Ego, temor y dinero: así se encendió el detonador de la inteligencia artificial
SAN FRANCISCO — Elon Musk celebró su cumpleaños número 44 en julio de 2015 con una fiesta de tres días organizada por su esposa en un resort del área vitivinícola de California integrado por varias cabañas. En esta fiesta a la que solo invitaron a familiares y amigos, se veía correr a los niños por el lujoso centro de Napa Valley.
Esto ocurrió muchos años antes de que Twitter se convirtiera en X y Tesla tuviera un año redituable. Fue un año antes de que Musk y su esposa, Talulah Riley, dieran por perdido su segundo matrimonio. Larry Page, uno de los invitados, todavía era director ejecutivo de Google. En cuanto a la inteligencia artificial, apenas había aparecido en la conciencia pública unos años antes, cuando se utilizó para identificar gatos (con una precisión del 16 por ciento) en YouTube.
Musk y Page se sentaron cerca de una fogata, al lado de una alberca, después de la cena la primera noche. La IA se convirtió en el tema central de conversación entre estos dos multimillonarios, cuya amistad ya llevaba más de una década.
Por desgracia, esa clara noche, el tono de la plática no tardó en tornarse conflictivo cuando ambos comenzaron a debatir si la IA terminaría por elevar o destruir a la humanidad.
La discusión, que se extendió hasta las frías horas de la madrugada, se hizo cada vez más acalorada, por lo que algunos de los más de 30 invitados se acercaron a escuchar. Page, que desde hacía más de una década padecía un problema inusual en las cuerdas vocales, describió su visión de una utopía digital con un suspiro. En su opinión, los seres humanos terminarían por fusionarse con máquinas dotadas de inteligencia artificial. Llegaría el día en que muchos tipos de inteligencia competirían por los recursos y solo los mejores triunfarían.
En ese caso, respondió Musk, estamos condenados. Las máquinas destruirán a la humanidad.
Con un dejo de frustración, Page insistió en que la meta debía ser su utopía. Cansado, tildó a Musk de “especista”, una persona que considera a los seres humanos superiores a las formas de vida digital del futuro.
Más tarde, Musk señaló que ese insulto fue “la gota que derramó el vaso”.
Ocho años después, esa discusión entre estos dos hombres parece haber sido profética.
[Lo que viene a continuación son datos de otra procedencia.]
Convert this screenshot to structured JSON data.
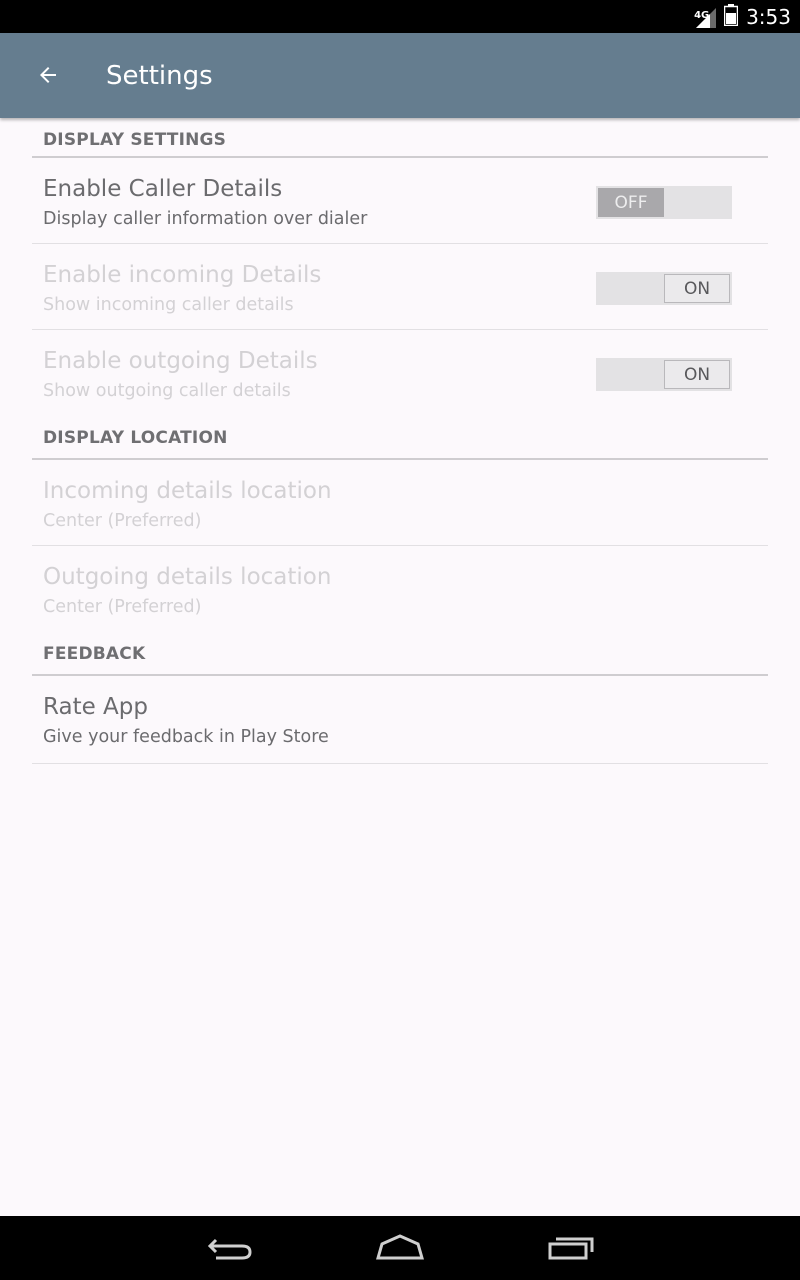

La interrogante sobre los efectos de la IA, si elevará o destruirá el mundo (o por lo menos le causará daños graves), ha motivado un debate continuo entre los fundadores de Silicon Valley, los usuarios de chatbots, así como académicos, legisladores y reguladores, con el propósito de determinar si lo más adecuado es controlar o darle rienda suelta a esta tecnología.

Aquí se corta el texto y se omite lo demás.